November 23rd, 2004


Voices from the Ukraine.

I have been in touch with some of the Ukranian LJers, and have additional information to pass along.

Protesters are still in the heart of Kiev, where a tense standoff exists. Soldiers and police forces appear to be split between both sides of the conflict, and some military units have taken position on the outskirts of the city. There are rumors of Russian troops inside Ukraine, located around key buildings, and of threatening Russian troop movements outside the Ukraine. Despite this news, a compromise may be in the works, and there are unsubstantiated rumors that power could be turned over to the opposition tomorrow.

In an atmosphere of government-imposed censorship of the media, the Internet and mobile technology has apparently been a big part of organizing the opposition. Those opposed to the current President are using email, SMS messaging, and the Internet to spread the news about what is going on and get protesters on the streets, even in the middle of a snowy winter.

olivanova says:
"My boss is in Kiev, out in the street and he's saying that everything is very peaceful and calm. Some of the police share the views of opposition and even wear orange bands. Two of the members of the central election committe are making statements about the fraud during elections and asking the rest of the committee not to sign the final document tomorrow. Ukrainian artists have shown amazing support to Yuschenko, spending all their time with the people, cheering them up and showing them the example of civil responsibility. A statement has been made by Yuschenko's partners that Kuchma is willing hand in the power, but will do it tomorrow. People are asked to come tomorrow, but a lot of them will stay for the whole night near the Presidents' Administration building. A lot of people say they should push it to this night, as there should be a reason behind Kuchma's will to postpone the process. I've heard that tomorrow there will be more people coming to support the current regime and it might get bloody...
People who live in Kiev give a lot of support to the Yuschenko's supporters that have come to Kiev - they are giving out food, bringing clothes and blankets, hosting people. A lot of businesses have closed their offices, stores and production to let people participate in protests...

taste_of says:
"There were literally hundreds of thousands of people on the streets of the ukrainian capital Kiev today. Tens of thousands will spend this night in tents erected right on the main street of the capital Kreschatik, on the Independence square and at the presidential palace. Many of the LJ users are there whole day or night with their digital cameras and from time to time post new pictures. Some of the people are on the streets with their mobile phones and their friends are posting their messages."
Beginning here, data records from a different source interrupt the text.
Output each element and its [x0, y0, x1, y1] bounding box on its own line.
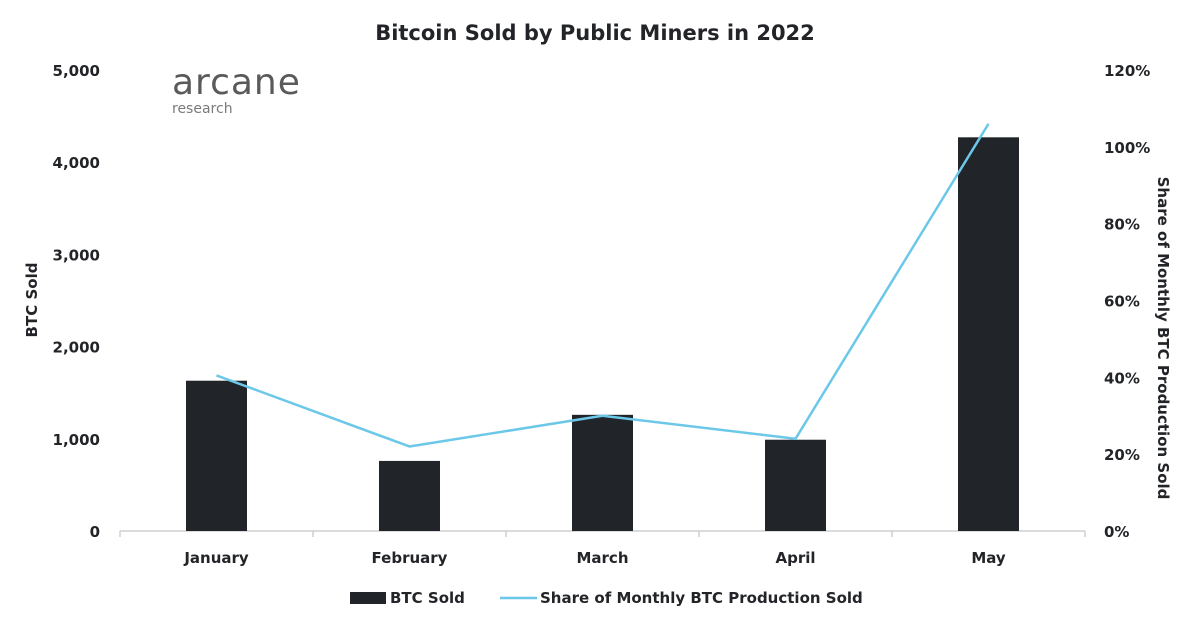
y2-tick-label: 0%	[1104, 523, 1129, 541]
legend: BTC Sold Share of Monthly BTC Production…	[350, 589, 863, 607]
y2-tick-label: 120%	[1104, 62, 1150, 80]
y-axis-title: BTC Sold	[23, 263, 41, 338]
legend-swatch-btc-sold	[350, 592, 386, 604]
x-tick-label: April	[775, 549, 815, 567]
x-tick-labels: January February March April May	[183, 549, 1006, 567]
share-line	[216, 123, 990, 448]
x-tick-label: March	[576, 549, 628, 567]
y2-tick-label: 60%	[1104, 293, 1140, 311]
y2-tick-label: 80%	[1104, 216, 1140, 234]
y-tick-label: 5,000	[53, 62, 100, 80]
chart-title: Bitcoin Sold by Public Miners in 2022	[375, 21, 815, 45]
x-tick-label: May	[971, 549, 1006, 567]
right-axis-ticks: 0% 20% 40% 60% 80% 100% 120%	[1104, 62, 1150, 541]
bar-may	[958, 137, 1019, 531]
y-tick-label: 1,000	[53, 431, 100, 449]
y-tick-label: 3,000	[53, 246, 100, 264]
brand-logo: arcane research	[172, 62, 301, 117]
y2-tick-label: 20%	[1104, 446, 1140, 464]
brand-name: arcane	[172, 62, 301, 103]
bar-february	[379, 460, 440, 531]
line-series	[216, 123, 990, 448]
left-axis-ticks: 0 1,000 2,000 3,000 4,000 5,000	[53, 62, 100, 541]
bar-series	[186, 137, 1019, 531]
y2-tick-label: 40%	[1104, 369, 1140, 387]
x-tick-label: January	[183, 549, 249, 567]
y-tick-label: 2,000	[53, 339, 100, 357]
legend-label-btc-sold: BTC Sold	[390, 589, 465, 607]
brand-subtitle: research	[172, 101, 233, 117]
bar-march	[572, 414, 633, 531]
y2-tick-label: 100%	[1104, 139, 1150, 157]
x-tick-label: February	[372, 549, 448, 567]
y-tick-label: 0	[90, 523, 100, 541]
y2-axis-title: Share of Monthly BTC Production Sold	[1154, 177, 1172, 500]
bar-april	[765, 439, 826, 531]
x-axis	[119, 530, 1086, 537]
y-tick-label: 4,000	[53, 154, 100, 172]
legend-label-share: Share of Monthly BTC Production Sold	[540, 589, 863, 607]
bar-january	[186, 380, 247, 531]
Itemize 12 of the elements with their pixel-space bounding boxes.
 He also directs people to view some excellent photos of what is going on, located in LJ's 2004_vybory_ua , which appears to be the major community for sharing information about the current Ukranian elections on LiveJournal. (Or, as LJ is affectionately called over there, ЖЖ, which translates into ZHZH, short for ZhivoiZhurnal.  (Sexy sweet acronym!)

ukihito says:
"Now most of the people are in front of the President HQ and on the main square. They demand to accept the real choice of the people of Ukraine. Kuchma said that he is willing to negotiate, but only in the morning (it's just after midnight now in Kiev). There is a danger of them to plan some kind of an action to break the force of people who are having their shift at the street camps on Kreschatik and the Square of Independace. Yuschenko supporters don't want to use the force, and are willing to wait until the next morning to start negotiations to let Kuchma hand in the power to Yuschenko. However, this is unlickly to happen as the Head Ballot Office (whatever it's called) has not counted the votes yet and has not signed the official results. The President can be proclaimed only after they do that. This is the situation. It's flying in the air now, I would say. Noone knows what is going to happen next."

vi_z recommends those who read English to check out , which is translating news (and rumors...) about what is happening on the fly, thanks to numerous volunteers.

shandor_kam recommends reading these comments on the BBC website for an indication of what Ukranians are thinking about the elections.

Oh... and emdrone says:
"You being a dishonest prick -- what is easy to conclude from your reaction to the Falluja shooting . . . All you wish to hear is new details along the lines of the official Western propaganda."

Believe it or not, he seems to think I'm *not critical enough* of US actions in Iraq, and that all I do is parrot pro-US propaganda. (He also accuses the BBC of censoring his comments, and of being "complete bullshit produced by probably the largest enemy propaganda machine.")

All I can say is my sincere thanks to the ZHZH Ukranians who found time in the midst of their impending civil war to contribute to this post... ;-)  And special thanks to emdrone!  Thanks to him, now I've been accused of being *both* a terrorist sympathizer *AND* a  US propagandist.. It almost feels like being a real journalist!